11 mars, 2021Le mouvement syndical européen porte la campagne en faveur d’une législation sur la diligence raisonnable au niveau européen.
Les affiliés européens d’IndustriALL Global Union et d’IndustriAll Europe font campagne pour que la Commission européenne adopte une législation sur la diligence raisonnable. Cette législation obligerait les entreprises à agir sur les violations avérées et potentielles des droits de l’homme et les risques environnementaux dans leurs propres activités, leurs chaînes d’approvisionnement et les services qu’elles utilisent.
Les 4 et 5 mars, 80 participants de plus de 20 syndicats européens se sont réunis en ligne pour discuter du thème “La diligence raisonnable des entreprises et informations non financières : menaces ou nouveaux leviers pour les représentants des travailleurs ?” Cette rencontre a été organisée en coopération avec le cabinet de conseil Syndex. Il comprenait une journée complète de formation pour les délégués sur la compréhension et l’utilisation de la législation proposée.
Ben Richards, du syndicat Unite au Royaume-Uni, a souligné que “la diligence raisonnable ne doit pas remplacer l’action syndicale coordonnée au niveau mondial”, mais doit être considérée comme un outil supplémentaire.

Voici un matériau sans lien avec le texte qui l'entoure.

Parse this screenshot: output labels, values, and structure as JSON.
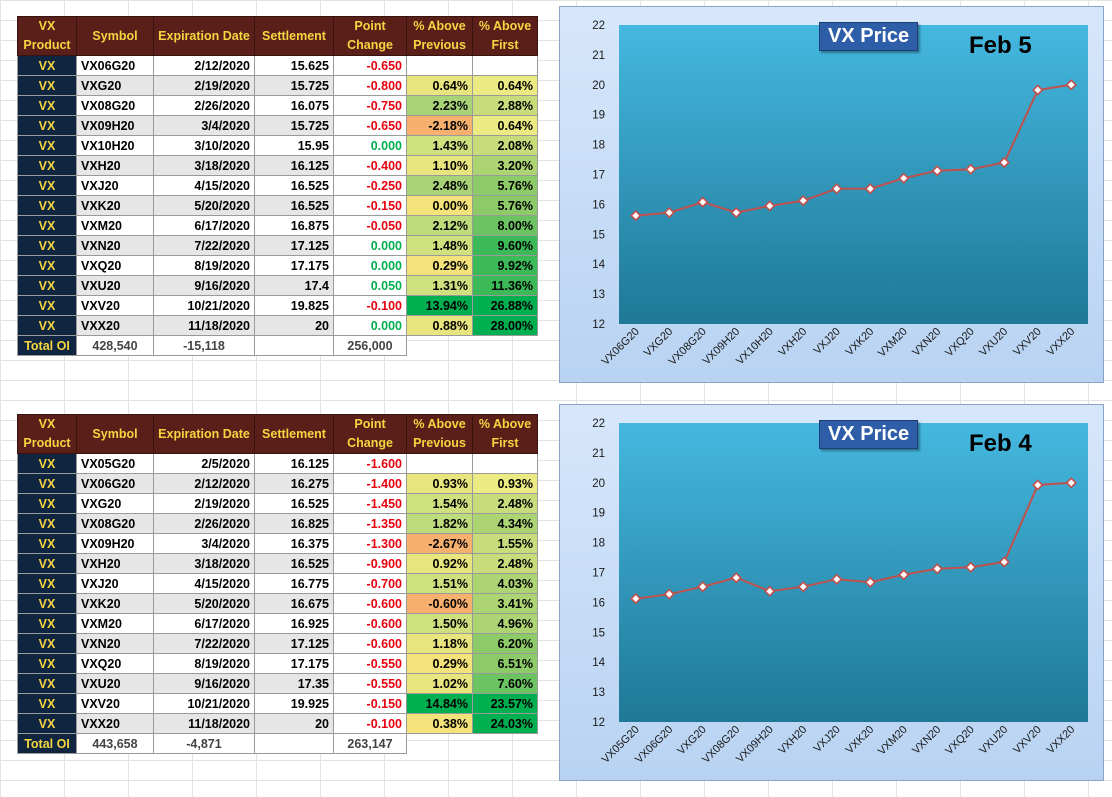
{
  "colors": {
    "header_bg": "#5b1f1a",
    "header_text": "#f5d640",
    "product_bg": "#0f2540",
    "negative": "#e8000e",
    "positive": "#00b050",
    "line": "#c0504d",
    "plot_bg": "#2a92b6"
  },
  "headers": [
    "VX Product",
    "Symbol",
    "Expiration Date",
    "Settlement",
    "Point Change",
    "% Above Previous",
    "% Above First"
  ],
  "tables": [
    {
      "rows": [
        {
          "product": "VX",
          "symbol": "VX06G20",
          "exp": "2/12/2020",
          "settle": "15.625",
          "change": "-0.650",
          "prev": "",
          "first": ""
        },
        {
          "product": "VX",
          "symbol": "VXG20",
          "exp": "2/19/2020",
          "settle": "15.725",
          "change": "-0.800",
          "prev": "0.64%",
          "first": "0.64%"
        },
        {
          "product": "VX",
          "symbol": "VX08G20",
          "exp": "2/26/2020",
          "settle": "16.075",
          "change": "-0.750",
          "prev": "2.23%",
          "first": "2.88%"
        },
        {
          "product": "VX",
          "symbol": "VX09H20",
          "exp": "3/4/2020",
          "settle": "15.725",
          "change": "-0.650",
          "prev": "-2.18%",
          "first": "0.64%"
        },
        {
          "product": "VX",
          "symbol": "VX10H20",
          "exp": "3/10/2020",
          "settle": "15.95",
          "change": "0.000",
          "prev": "1.43%",
          "first": "2.08%"
        },
        {
          "product": "VX",
          "symbol": "VXH20",
          "exp": "3/18/2020",
          "settle": "16.125",
          "change": "-0.400",
          "prev": "1.10%",
          "first": "3.20%"
        },
        {
          "product": "VX",
          "symbol": "VXJ20",
          "exp": "4/15/2020",
          "settle": "16.525",
          "change": "-0.250",
          "prev": "2.48%",
          "first": "5.76%"
        },
        {
          "product": "VX",
          "symbol": "VXK20",
          "exp": "5/20/2020",
          "settle": "16.525",
          "change": "-0.150",
          "prev": "0.00%",
          "first": "5.76%"
        },
        {
          "product": "VX",
          "symbol": "VXM20",
          "exp": "6/17/2020",
          "settle": "16.875",
          "change": "-0.050",
          "prev": "2.12%",
          "first": "8.00%"
        },
        {
          "product": "VX",
          "symbol": "VXN20",
          "exp": "7/22/2020",
          "settle": "17.125",
          "change": "0.000",
          "prev": "1.48%",
          "first": "9.60%"
        },
        {
          "product": "VX",
          "symbol": "VXQ20",
          "exp": "8/19/2020",
          "settle": "17.175",
          "change": "0.000",
          "prev": "0.29%",
          "first": "9.92%"
        },
        {
          "product": "VX",
          "symbol": "VXU20",
          "exp": "9/16/2020",
          "settle": "17.4",
          "change": "0.050",
          "prev": "1.31%",
          "first": "11.36%"
        },
        {
          "product": "VX",
          "symbol": "VXV20",
          "exp": "10/21/2020",
          "settle": "19.825",
          "change": "-0.100",
          "prev": "13.94%",
          "first": "26.88%"
        },
        {
          "product": "VX",
          "symbol": "VXX20",
          "exp": "11/18/2020",
          "settle": "20",
          "change": "0.000",
          "prev": "0.88%",
          "first": "28.00%"
        }
      ],
      "total": {
        "label": "Total OI",
        "oi": "428,540",
        "change": "-15,118",
        "volume": "256,000"
      }
    },
    {
      "rows": [
        {
          "product": "VX",
          "symbol": "VX05G20",
          "exp": "2/5/2020",
          "settle": "16.125",
          "change": "-1.600",
          "prev": "",
          "first": ""
        },
        {
          "product": "VX",
          "symbol": "VX06G20",
          "exp": "2/12/2020",
          "settle": "16.275",
          "change": "-1.400",
          "prev": "0.93%",
          "first": "0.93%"
        },
        {
          "product": "VX",
          "symbol": "VXG20",
          "exp": "2/19/2020",
          "settle": "16.525",
          "change": "-1.450",
          "prev": "1.54%",
          "first": "2.48%"
        },
        {
          "product": "VX",
          "symbol": "VX08G20",
          "exp": "2/26/2020",
          "settle": "16.825",
          "change": "-1.350",
          "prev": "1.82%",
          "first": "4.34%"
        },
        {
          "product": "VX",
          "symbol": "VX09H20",
          "exp": "3/4/2020",
          "settle": "16.375",
          "change": "-1.300",
          "prev": "-2.67%",
          "first": "1.55%"
        },
        {
          "product": "VX",
          "symbol": "VXH20",
          "exp": "3/18/2020",
          "settle": "16.525",
          "change": "-0.900",
          "prev": "0.92%",
          "first": "2.48%"
        },
        {
          "product": "VX",
          "symbol": "VXJ20",
          "exp": "4/15/2020",
          "settle": "16.775",
          "change": "-0.700",
          "prev": "1.51%",
          "first": "4.03%"
        },
        {
          "product": "VX",
          "symbol": "VXK20",
          "exp": "5/20/2020",
          "settle": "16.675",
          "change": "-0.600",
          "prev": "-0.60%",
          "first": "3.41%"
        },
        {
          "product": "VX",
          "symbol": "VXM20",
          "exp": "6/17/2020",
          "settle": "16.925",
          "change": "-0.600",
          "prev": "1.50%",
          "first": "4.96%"
        },
        {
          "product": "VX",
          "symbol": "VXN20",
          "exp": "7/22/2020",
          "settle": "17.125",
          "change": "-0.600",
          "prev": "1.18%",
          "first": "6.20%"
        },
        {
          "product": "VX",
          "symbol": "VXQ20",
          "exp": "8/19/2020",
          "settle": "17.175",
          "change": "-0.550",
          "prev": "0.29%",
          "first": "6.51%"
        },
        {
          "product": "VX",
          "symbol": "VXU20",
          "exp": "9/16/2020",
          "settle": "17.35",
          "change": "-0.550",
          "prev": "1.02%",
          "first": "7.60%"
        },
        {
          "product": "VX",
          "symbol": "VXV20",
          "exp": "10/21/2020",
          "settle": "19.925",
          "change": "-0.150",
          "prev": "14.84%",
          "first": "23.57%"
        },
        {
          "product": "VX",
          "symbol": "VXX20",
          "exp": "11/18/2020",
          "settle": "20",
          "change": "-0.100",
          "prev": "0.38%",
          "first": "24.03%"
        }
      ],
      "total": {
        "label": "Total OI",
        "oi": "443,658",
        "change": "-4,871",
        "volume": "263,147"
      }
    }
  ],
  "chart_data": [
    {
      "type": "line",
      "title": "VX Price",
      "subtitle": "Feb 5",
      "categories": [
        "VX06G20",
        "VXG20",
        "VX08G20",
        "VX09H20",
        "VX10H20",
        "VXH20",
        "VXJ20",
        "VXK20",
        "VXM20",
        "VXN20",
        "VXQ20",
        "VXU20",
        "VXV20",
        "VXX20"
      ],
      "values": [
        15.625,
        15.725,
        16.075,
        15.725,
        15.95,
        16.125,
        16.525,
        16.525,
        16.875,
        17.125,
        17.175,
        17.4,
        19.825,
        20
      ],
      "ylim": [
        12,
        22
      ],
      "yticks": [
        "12",
        "13",
        "14",
        "15",
        "16",
        "17",
        "18",
        "19",
        "20",
        "21",
        "22"
      ],
      "grid": false,
      "legend": "none"
    },
    {
      "type": "line",
      "title": "VX Price",
      "subtitle": "Feb 4",
      "categories": [
        "VX05G20",
        "VX06G20",
        "VXG20",
        "VX08G20",
        "VX09H20",
        "VXH20",
        "VXJ20",
        "VXK20",
        "VXM20",
        "VXN20",
        "VXQ20",
        "VXU20",
        "VXV20",
        "VXX20"
      ],
      "values": [
        16.125,
        16.275,
        16.525,
        16.825,
        16.375,
        16.525,
        16.775,
        16.675,
        16.925,
        17.125,
        17.175,
        17.35,
        19.925,
        20
      ],
      "ylim": [
        12,
        22
      ],
      "yticks": [
        "12",
        "13",
        "14",
        "15",
        "16",
        "17",
        "18",
        "19",
        "20",
        "21",
        "22"
      ],
      "grid": false,
      "legend": "none"
    }
  ]
}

Le Secrétaire général d’IndustriAll Europe, Luc Triangle, a déclaré :
“Il n’est pas seulement important de disposer de règles européennes contraignantes en matière de diligence raisonnable et de gouvernance d’entreprise durable, mais nous devons également former nos représentants des salariés pour nous assurer qu’ils puissent utiliser cet outil important dans leur travail quotidien. En outre, nous devons savoir quel type de préoccupations ou d’attentes ils ont.”
S’exprimant lors de la rencontre, Paul Nemitz, Conseiller principal en matière de justice auprès de la Commission européenne, a présenté des arguments convaincants en faveur d’une législation sur la diligence raisonnable, sur la base d’études et de consultations qui se sont étendues sur trois ans. Il a expliqué que la diligence raisonnable sert les objectifs politiques privilégiés par les syndicats et leurs alliés, mais qu’elle est également bonne pour les affaires, car elle décourage une réflexion à court terme qui rend les entreprises vulnérables aux ralentissements et autres crises. La législation rendra les entreprises européennes plus résilientes en encourageant la planification à long terme et la stratégie commerciale. La législation renforcera également le dialogue social en redéfinissant les intérêts de l’entreprise pour y inclure la durabilité, les travailleurs et travailleuses, l’environnement et le bien commun, ainsi que les actionnaires.
Une législation est nécessaire pour créer des conditions de concurrence équitables. L’approche volontaire n’a pas fonctionné : en février 2020, la Commission a publié une étude selon laquelle seule une entreprise sur trois prend actuellement des mesures de diligence raisonnable.
Ce travail s’appuie sur l’évolution de la jurisprudence mondiale : en 2011, le Conseil des droits de l’homme des Nations unies a approuvé les Principes directeurs relatifs aux entreprises et aux droits de l’homme, qui ont introduit la première norme mondiale en matière de diligence raisonnable. D’autres organisations internationales ont ensuite élaboré des normes de diligence raisonnable fondées sur ceux-ci, comme les Principes directeurs de l’OCDE à l’intention des entreprises multinationales, de 2011, et la Déclaration de principes tripartite de l’OIT sur les entreprises multinationales et la politique sociale, de 2017.
Des législations nationales ont suivi, dont la plus récente est l’annonce d’un projet de loi en Allemagne. M. Nemitz propose que la législation européenne ait une plus grande portée que l’initiative allemande, en y incluant les petites entreprises et en développant une approche mesurée de la responsabilité des fournisseurs.
Ce 10 mars, les députés ont adopté un rapport de la commission des affaires juridiques du Parlement européen recommandant à la Commission d’adopter une législation sur la diligence raisonnable conforme à ces lignes directrices. Les députés ont fait valoir que toutes les entreprises qui veulent accéder au marché intérieur de l’UE devraient prouver qu’elles respectent les obligations de diligence raisonnable.
S’exprimant sur ce nombre croissant d’instruments juridiques, le Secrétaire général adjoint d’IndustriALL Global Union, Kemal Özkan, a déclaré :
“Nous nous battons pour une diligence raisonnable obligatoire tout au long de la chaîne d’approvisionnement, assortie de sanctions et d’un accès à des recours pour les victimes. Cela contribuera à rééquilibrer le pouvoir économique en faveur des travailleurs et travailleuses. Il existe un certain nombre de systèmes et de cadres juridiques différents. Nous devons les rassembler pour brosser un tableau global cohérent qui améliore les conditions de travail.”